Ramsey County, state government's host, will certainly feel the pinch from wholesale firings and attrition of state, local and public education employees, said Kevin Ristau of the Jobs Now Coalition, a nonprofit and nonpartisan group in St. Paul.
Large areas of rural Minnesota, or Greater Minnesota, appear even more vulnerable to state-imposed job losses, Ristau said.
In those communities, job losses in the dozens may be more detrimental than in larger communities and counties hit by hundreds of job losses, he added.
Ristau is currently assembling employment data for southeast Minnesota counties. Going back five years, to before the 2008-09 Great Recession, openings for part-time jobs have shrunk by 20 percent and openings for full-time jobs have declined 50 percent.
The most recent regional look at job vacancies from the Jobs Now Coalition shows 13,000 unemployed workers competing for 1,800 job openings in northeast Minnesota. This means job seekers outnumber job openings by 7-to-1, the group reported.
More dramatically, less than half of the job openings were full-time positions. That means the ratio between seekers and full-time jobs was actually 16-to-1. If you think this is a permanent jobs problem in the northeast, the jobs promotion group noted that job seekers outnumbered job openings by less than 2-to-1 in the fourth quarter of 2002, meaning job openings fell by 66 percent in eight years.
Given this weak economic base, it is almost impossible to imagine laid off schoolteachers and public servants sliding into comparable private sector jobs. It would almost certainly mean outmigration of people and talents, similar to those experienced by western Minnesota counties in recent decades.
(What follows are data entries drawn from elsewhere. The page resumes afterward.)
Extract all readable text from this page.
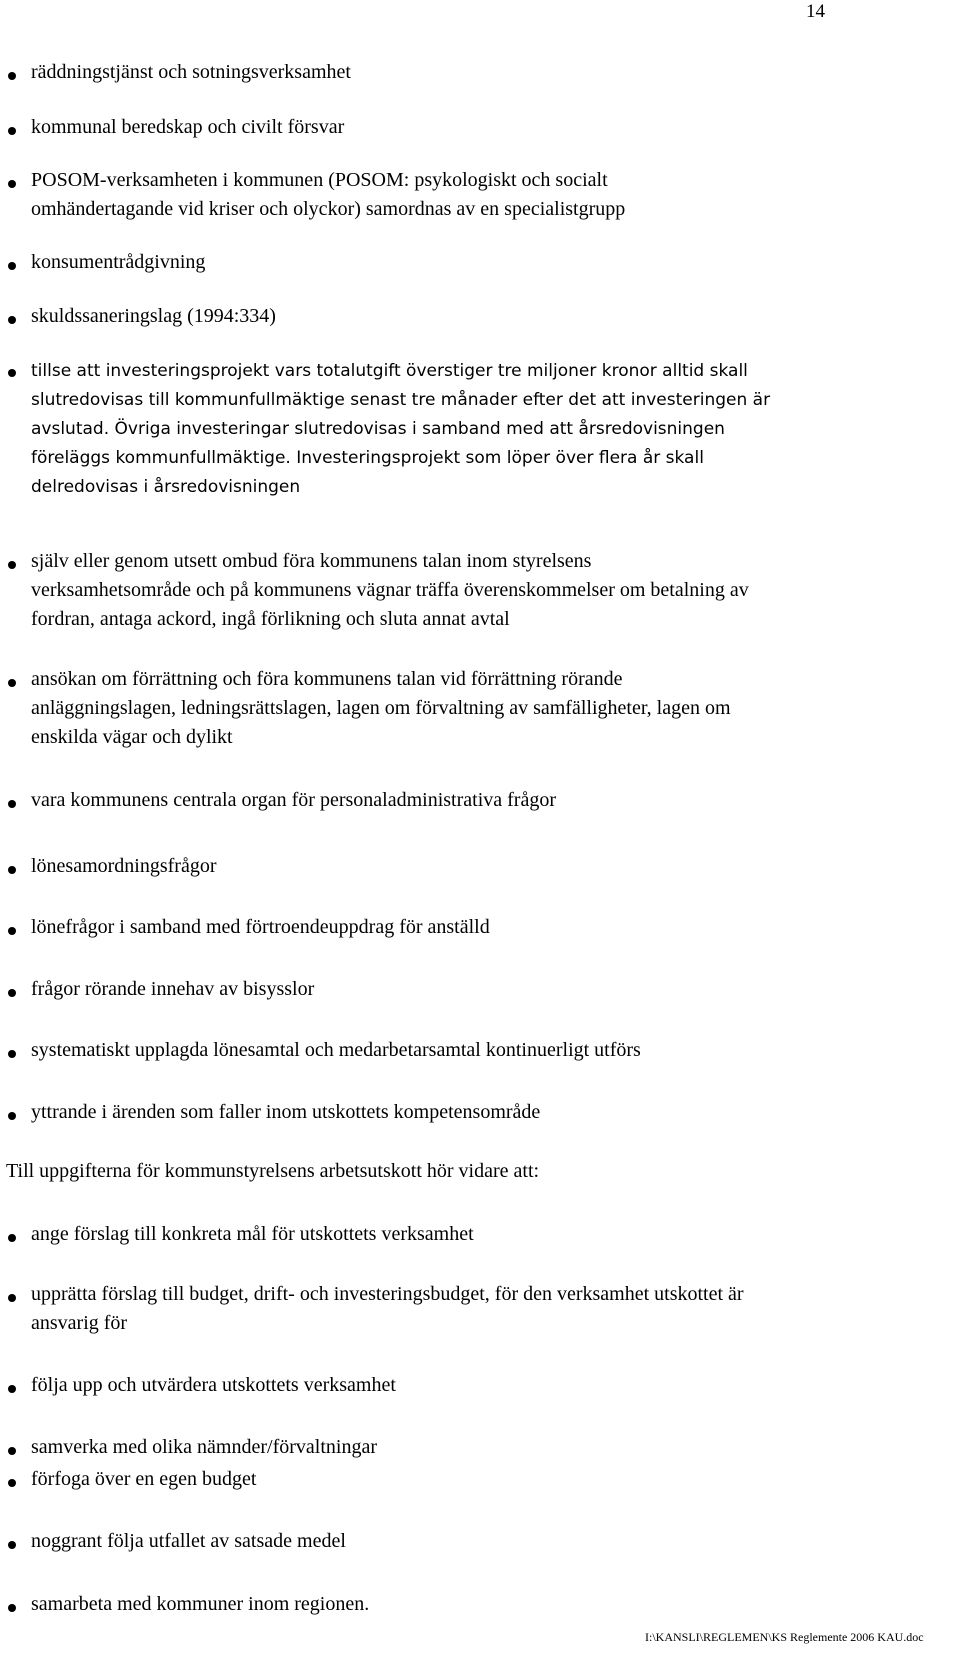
14
räddningstjänst och sotningsverksamhet
kommunal beredskap och civilt försvar
POSOM-verksamheten i kommunen (POSOM: psykologiskt och socialt
omhändertagande vid kriser och olyckor) samordnas av en specialistgrupp
konsumentrådgivning
skuldssaneringslag (1994:334)
tillse att investeringsprojekt vars totalutgift överstiger tre miljoner kronor alltid skall
slutredovisas till kommunfullmäktige senast tre månader efter det att investeringen är
avslutad. Övriga investeringar slutredovisas i samband med att årsredovisningen
föreläggs kommunfullmäktige. Investeringsprojekt som löper över flera år skall
delredovisas i årsredovisningen
själv eller genom utsett ombud föra kommunens talan inom styrelsens
verksamhetsområde och på kommunens vägnar träffa överenskommelser om betalning av
fordran, antaga ackord, ingå förlikning och sluta annat avtal
ansökan om förrättning och föra kommunens talan vid förrättning rörande
anläggningslagen, ledningsrättslagen, lagen om förvaltning av samfälligheter, lagen om
enskilda vägar och dylikt
vara kommunens centrala organ för personaladministrativa frågor
lönesamordningsfrågor
lönefrågor i samband med förtroendeuppdrag för anställd
frågor rörande innehav av bisysslor
systematiskt upplagda lönesamtal och medarbetarsamtal kontinuerligt utförs
yttrande i ärenden som faller inom utskottets kompetensområde
Till uppgifterna för kommunstyrelsens arbetsutskott hör vidare att:
ange förslag till konkreta mål för utskottets verksamhet
upprätta förslag till budget, drift- och investeringsbudget, för den verksamhet utskottet är
ansvarig för
följa upp och utvärdera utskottets verksamhet
samverka med olika nämnder/förvaltningar
förfoga över en egen budget
noggrant följa utfallet av satsade medel
samarbeta med kommuner inom regionen.
I:\KANSLI\REGLEMEN\KS Reglemente 2006 KAU.doc
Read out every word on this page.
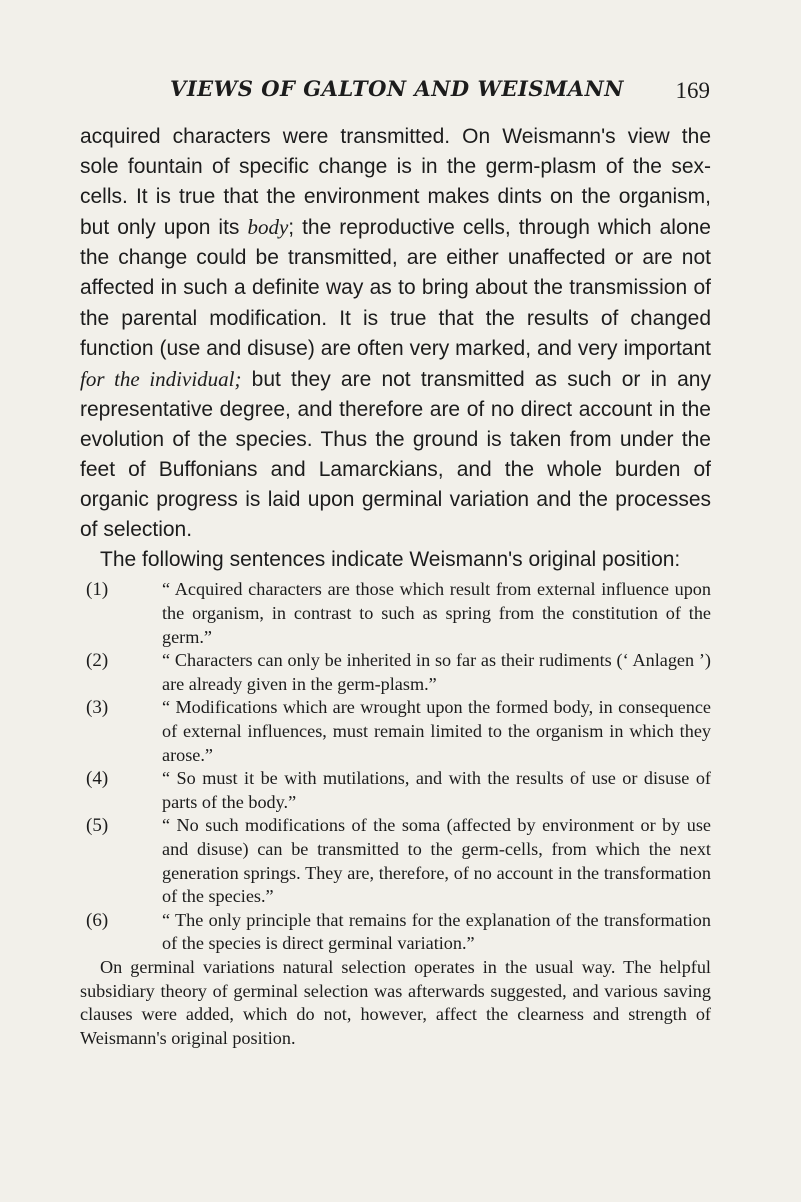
VIEWS OF GALTON AND WEISMANN	169

acquired characters were transmitted. On Weismann's view the sole fountain of specific change is in the germ-plasm of the sex-cells. It is true that the environment makes dints on the organism, but only upon its body; the reproductive cells, through which alone the change could be transmitted, are either unaffected or are not affected in such a definite way as to bring about the transmission of the parental modification. It is true that the results of changed function (use and disuse) are often very marked, and very important for the individual; but they are not transmitted as such or in any representative degree, and therefore are of no direct account in the evolution of the species. Thus the ground is taken from under the feet of Buffonians and Lamarckians, and the whole burden of organic progress is laid upon germinal variation and the processes of selection.

The following sentences indicate Weismann's original position:

(1)	“ Acquired characters are those which result from external influence upon the organism, in contrast to such as spring from the constitution of the germ.”
(2)	“ Characters can only be inherited in so far as their rudiments (‘ Anlagen ’) are already given in the germ-plasm.”
(3)	“ Modifications which are wrought upon the formed body, in consequence of external influences, must remain limited to the organism in which they arose.”
(4)	“ So must it be with mutilations, and with the results of use or disuse of parts of the body.”
(5)	“ No such modifications of the soma (affected by environment or by use and disuse) can be transmitted to the germ-cells, from which the next generation springs. They are, therefore, of no account in the transformation of the species.”
(6)	“ The only principle that remains for the explanation of the transformation of the species is direct germinal variation.”

On germinal variations natural selection operates in the usual way. The helpful subsidiary theory of germinal selection was afterwards suggested, and various saving clauses were added, which do not, however, affect the clearness and strength of Weismann's original position.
Jobs Now Coalition studies show employment pressures to be a statewide problem. Throughout Greater Minnesota, 44 percent of all jobs -- 460,000 -- pay less than the $13.04 per hour needed to meet basic needs for a family of four, the group found. At the minimum wage of $7.25 per hour, a couple with two children would need to work 144 hours per week to meet federally recognized basic needs.
A metro area couple with two children would need to work 163 hours per week at the minimum wage to meet basic needs. Ristau's findings show that had the minimum wage kept pace with inflation since the 1960s, the minimum wage would be $9.95 per hour, based on BLS calculations.
In Greater Minnesota, 24 percent of all jobs pay less than that per hour, and in the metro counties, 15 percent of all jobs pay less than that.
Job losses would deliver a devastating blow to Minnesota's badly beaten housing industry. They would also slow retail growth.
Our economic recovery is fragile, weighted down by unstable job markets and growing property tax burdens on depressed housing markets. There is still time for the Legislature to come to grips with economic reality; you don't grow the economy and create jobs by turning more people out of work and driving them from their homes. We need a balanced approach to solving the budget deficit.
(Egerstrom is the Minnesota 2020 Economic Development Policy Fellow.)